Da Redação
A
proibição de showmícios se justifica para resguardar a paridade de armas entre
os candidatos a cargos eletivos. E a medida não afeta a liberdade de expressão,
pois não impede que artistas manifestem suas opiniões políticas em
apresentações próprias.
Com
esse entendimento, o Plenário do Supremo Tribunal Federal, por 8 votos a 2,
manteve nesta quinta-feira (7/10) a proibição de showmícios por candidatos em
eleições. Porém, a Corte, por 7 votos a 3, concluiu que apresentações
artísticas em eventos de arrecadação de campanha não contrariam a Constituição.
Também por 7 a 3, o STF decidiu que o entendimento vale para as eleições de
2022.
A
Ação Direta de Inconstitucionalidade 5.970 questionou dos dispositivos.
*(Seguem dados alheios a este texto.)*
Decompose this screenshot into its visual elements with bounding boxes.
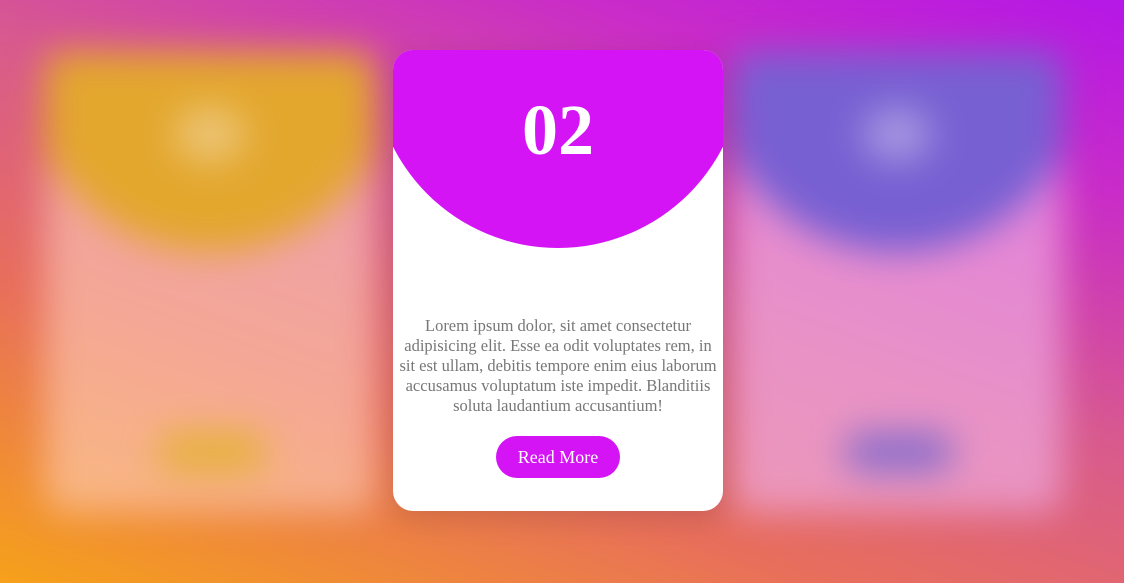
- card-left-button-blur: [157, 432, 267, 472]
- card-body-text: Lorem ipsum dolor, sit amet consectetur …: [399, 316, 717, 415]
- card-left-blurred: [45, 52, 375, 512]
- card-right-number-blur: [862, 107, 932, 162]
- card-number: 02: [522, 90, 594, 170]
- card-left-number-blur: [175, 107, 245, 162]
- card-right-blurred: [732, 52, 1062, 512]
- read-more-button[interactable]: Read More: [496, 436, 620, 478]
- card-center: 02 Lorem ipsum dolor, sit amet consectet…: [393, 50, 723, 511]
- card-right-button-blur: [844, 432, 954, 472]
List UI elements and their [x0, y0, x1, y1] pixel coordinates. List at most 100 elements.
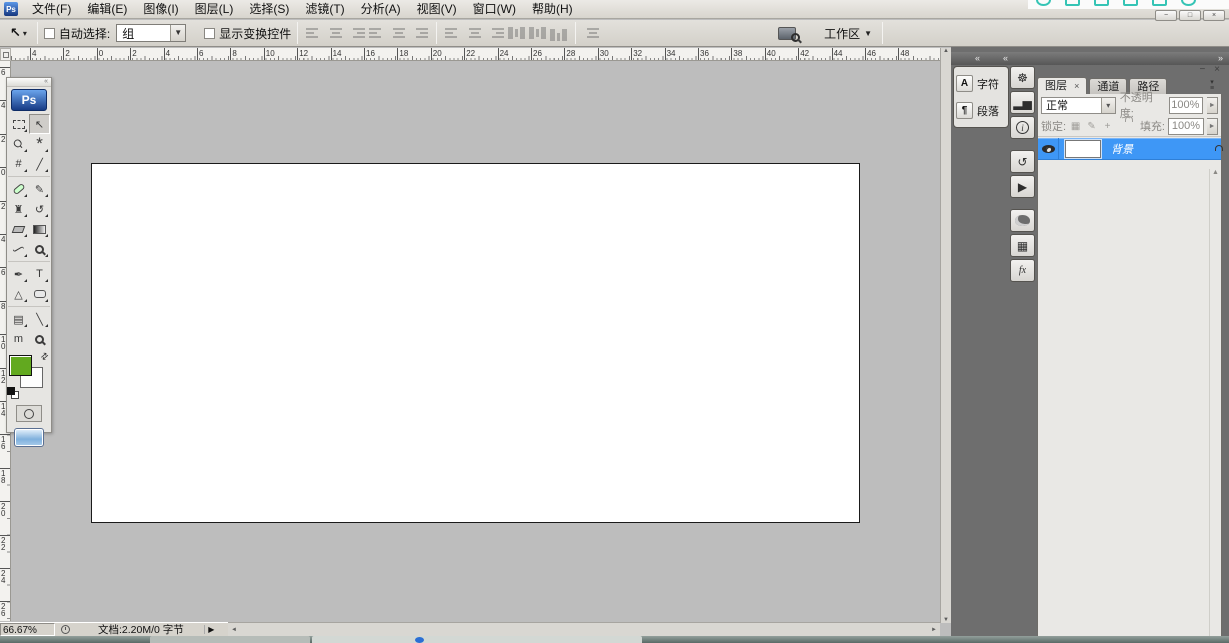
fill-field[interactable]: 100% [1168, 118, 1204, 135]
tools-palette-grip[interactable]: « [7, 78, 51, 87]
auto-select-dropdown[interactable]: 组 ▼ [116, 24, 186, 42]
scroll-up-icon[interactable]: ▲ [943, 48, 949, 54]
path-select-tool[interactable]: △ [8, 284, 29, 304]
scroll-right-icon[interactable]: ► [931, 627, 937, 633]
rect-marquee-tool[interactable] [8, 114, 29, 134]
go-to-bridge-button[interactable] [778, 27, 796, 40]
menu-analysis[interactable]: 分析(A) [353, 0, 409, 19]
info-panel-icon[interactable]: i [1010, 116, 1035, 139]
horizontal-ruler[interactable]: 4202468101214161820222426283032343638404… [11, 48, 940, 61]
align-icon-2[interactable] [348, 26, 365, 41]
menu-file[interactable]: 文件(F) [24, 0, 79, 19]
quick-mask-button[interactable] [16, 405, 42, 422]
clone-stamp-tool[interactable]: ♜ [8, 199, 29, 219]
gradient-tool[interactable] [29, 219, 50, 239]
tab-close-icon[interactable]: × [1074, 81, 1079, 91]
workspace-label[interactable]: 工作区 [824, 25, 860, 42]
align-icon-4[interactable] [390, 26, 407, 41]
foreground-color-swatch[interactable] [9, 355, 32, 376]
close-button[interactable]: × [1203, 10, 1225, 21]
default-colors-icon[interactable] [7, 387, 19, 399]
workspace-arrow-icon[interactable]: ▼ [864, 29, 872, 38]
type-tool[interactable]: T [29, 264, 50, 284]
distribute-icon-0[interactable] [445, 26, 462, 41]
swatches-panel-icon[interactable]: ▦ [1010, 234, 1035, 257]
distribute-icon-4[interactable] [529, 26, 546, 41]
color-panel-icon[interactable] [1010, 209, 1035, 232]
dodge-tool[interactable] [29, 239, 50, 259]
hand-tool[interactable]: m [8, 329, 29, 349]
menu-edit[interactable]: 编辑(E) [79, 0, 135, 19]
ps-logo[interactable]: Ps [11, 89, 47, 111]
auto-select-checkbox[interactable] [44, 28, 55, 39]
align-icon-1[interactable] [327, 26, 344, 41]
collapse-icons-icon[interactable]: « [1003, 52, 1008, 64]
menu-filter[interactable]: 滤镜(T) [297, 0, 352, 19]
zoom-tool[interactable] [29, 329, 50, 349]
actions-panel-icon[interactable]: ▶ [1010, 175, 1035, 198]
distribute-icon-1[interactable] [466, 26, 483, 41]
distribute-icon-3[interactable] [508, 26, 525, 41]
ruler-origin-box[interactable] [0, 48, 11, 61]
menu-view[interactable]: 视图(V) [409, 0, 465, 19]
eraser-tool[interactable] [8, 219, 29, 239]
menu-image[interactable]: 图像(I) [135, 0, 186, 19]
tool-preset-arrow-icon[interactable]: ▾ [23, 29, 27, 38]
vertical-scrollbar[interactable]: ▲ ▼ [940, 48, 951, 623]
scroll-left-icon[interactable]: ◄ [231, 627, 237, 633]
notes-tool[interactable]: ▤ [8, 309, 29, 329]
histogram-panel-icon[interactable]: ▂▅ [1010, 91, 1035, 114]
panel-minimize-button[interactable]: − [1200, 64, 1206, 75]
layer-visibility-cell[interactable] [1038, 138, 1059, 160]
opacity-spinner-icon[interactable]: ► [1207, 97, 1218, 114]
align-icon-0[interactable] [306, 26, 323, 41]
menu-help[interactable]: 帮助(H) [524, 0, 581, 19]
brush-tool[interactable]: ✎ [29, 179, 50, 199]
shape-tool[interactable] [29, 284, 50, 304]
distribute-icon-5[interactable] [550, 26, 567, 41]
menu-select[interactable]: 选择(S) [241, 0, 297, 19]
panel-menu-icon[interactable]: ▾≡ [1204, 80, 1220, 93]
menu-layer[interactable]: 图层(L) [187, 0, 242, 19]
taskbar-button[interactable] [312, 636, 642, 643]
layer-row-background[interactable]: 背景 [1038, 138, 1221, 160]
lasso-tool[interactable]: Ϙ [8, 134, 29, 154]
smudge-tool[interactable]: ∫ [8, 239, 29, 259]
distribute-icon-2[interactable] [487, 26, 504, 41]
dropdown-arrow-icon[interactable]: ▼ [170, 25, 185, 41]
move-tool[interactable]: ↖ [29, 114, 50, 134]
status-flyout-button[interactable]: ▶ [204, 625, 218, 634]
align-icon-3[interactable] [369, 26, 386, 41]
pen-tool[interactable]: ✒ [8, 264, 29, 284]
layer-name[interactable]: 背景 [1111, 141, 1213, 157]
screen-mode-button[interactable] [14, 428, 44, 447]
slice-tool[interactable]: ╱ [29, 154, 50, 174]
zoom-level-field[interactable]: 66.67% [0, 623, 55, 636]
panel-close-button[interactable]: × [1214, 64, 1220, 75]
healing-brush-tool[interactable] [8, 179, 29, 199]
scroll-down-icon[interactable]: ▼ [943, 617, 949, 623]
character-panel-button[interactable]: A 字符 [956, 70, 1006, 97]
navigator-panel-icon[interactable]: ☸ [1010, 66, 1035, 89]
eyedropper-tool[interactable]: ╲ [29, 309, 50, 329]
auto-align-button[interactable] [584, 26, 601, 41]
lock-position-icon[interactable]: + [1101, 120, 1114, 133]
magic-wand-tool[interactable]: * [29, 134, 50, 154]
opacity-field[interactable]: 100% [1169, 97, 1204, 114]
horizontal-scrollbar[interactable]: ◄ ► [228, 622, 940, 636]
paragraph-panel-button[interactable]: ¶ 段落 [956, 97, 1006, 124]
layer-thumbnail[interactable] [1065, 140, 1101, 158]
dropdown-arrow-icon[interactable]: ▾ [1101, 98, 1115, 113]
align-icon-5[interactable] [411, 26, 428, 41]
fill-spinner-icon[interactable]: ► [1207, 118, 1218, 135]
restore-button[interactable]: □ [1179, 10, 1201, 21]
taskbar-button[interactable] [150, 636, 310, 643]
tab-layers[interactable]: 图层 × [1037, 77, 1087, 94]
swap-colors-icon[interactable]: ⇄ [39, 350, 52, 363]
collapse-dock-icon[interactable]: « [975, 52, 980, 64]
crop-tool[interactable]: # [8, 154, 29, 174]
history-panel-icon[interactable]: ↺ [1010, 150, 1035, 173]
history-brush-tool[interactable]: ↺ [29, 199, 50, 219]
minimize-button[interactable]: − [1155, 10, 1177, 21]
menu-window[interactable]: 窗口(W) [465, 0, 524, 19]
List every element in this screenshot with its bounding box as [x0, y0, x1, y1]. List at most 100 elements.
O
primeiro foi o artigo 39, parágrafo 7º, da Lei 9.504/1999, acrescentado pela
Lei 11.300/2006, que proíbe "a realização de showmício e de evento
assemelhado para promoção de candidatos" e a apresentação,
"remunerada ou não", de artistas para animar comícios e reuniões
eleitorais.
O
segundo ponto em discussão era o artigo 23, parágrafo 4º, inciso V, que dispõe
que as doações poderão ser efetuadas por meio de "promoção de eventos de
arrecadação realizados diretamente pelo candidato ou pelo partido
político".
O
relator do caso, ministro Dias Toffoli, votou nesta quarta (6/10) para negar o pedido de
declaração de inconstitucionalidade parcial do artigo 39, parágrafo 7º, da Lei
9.504/1997, e manter a proibição de showmícios.
De
acordo com Toffoli, a proibição de showmícios "buscou evitar o abuso de
poder econômico no âmbito das eleições e resguardar a paridade de armas entre
os candidatos". E isso também vale para apresentações gratuitas, pois há
considerável benefício ao candidato, que recebe um serviço que pode ser
quantificado em dinheiro.
Além
disso, showmícios podem ser considerados oferecimentos de vantagens aos
eleitores, que podem associar o entretenimento à figura do político homenageado.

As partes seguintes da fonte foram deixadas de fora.